About the Interviewer
Kalila Ain is a Brooklyn-based artist and writer. She studied at the Art Students League of New York and Istituto Lorenzo de' Medici in Florence, Italy, and earned her bachelor's degree in painting and art history from SUNY Purchase. Her painting and printmaking practice is grounded in healing from breaking and illuminating sources of reconnection succeeding fragmentation. Ain's work is presented in permanent installations at the Morgan Stanley Children's Hospital in New York City and The Colored Girls Museum in Philadelphia, Pennsylvania. She is a Laundromat Project grant recipient and illustrator of the children's book Life is Fine.
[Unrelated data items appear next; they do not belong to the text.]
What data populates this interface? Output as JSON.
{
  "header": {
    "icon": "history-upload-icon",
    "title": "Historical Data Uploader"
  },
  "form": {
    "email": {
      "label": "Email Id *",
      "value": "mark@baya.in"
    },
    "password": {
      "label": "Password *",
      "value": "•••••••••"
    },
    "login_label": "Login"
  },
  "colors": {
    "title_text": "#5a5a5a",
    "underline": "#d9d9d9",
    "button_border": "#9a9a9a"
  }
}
Her painting My Mother Named Me Beloved was selected by New York University’s Center for Black Visual Culture to represent The Black Rest Project initative.
About the Mentor
Dr. Joan Morgan is the Program Director of the Center for Black Visual Culture at New York University. She is an award-winning cultural critic, feminist author, Grammy nominated songwriter, and pioneering hip-hop journalist. Morgan coined the term “hip-hop feminism” in 1999, when she published the groundbreaking book, When Chickenheads Come Home to Roost: A Hip-Hop Feminist Breaks it Down, which is taught at universities globally. Regarded internationally as an expert on the topics of hip-hop, race, and gender, Morgan has made numerous television, radio, and film appearances, including on HBOMax, Netflix, Lifetime, MTV, BET, VH-1, CNN, WBAI’s The Spin, and MSNBC. She has written for numerous publications including Vibe, Essence, Ms., The New York Times, and British Vogue.
Dr. Morgan has been a Visiting Scholar at The New School, Vanderbilt, and Duke, and a Visiting Assistant Professor at the School of Cultural Analysis at NYU. She was a Visiting Lecturer at Stanford University’s Institute for the Diversity of the Arts, where she was awarded the Dr. St. Clair Drake Teaching Award. She is the first Visiting Scholar to ever receive it.
Dr. Morgan is a mentor for Unlock Her Potential and serves on the Board of the National YoungArts Foundation. She is currently working on a screenplay adaptation of her first book, which has been optioned for screen rights. Jamaican born and South Bronx bred, Dr. Morgan is a proud native New Yorker.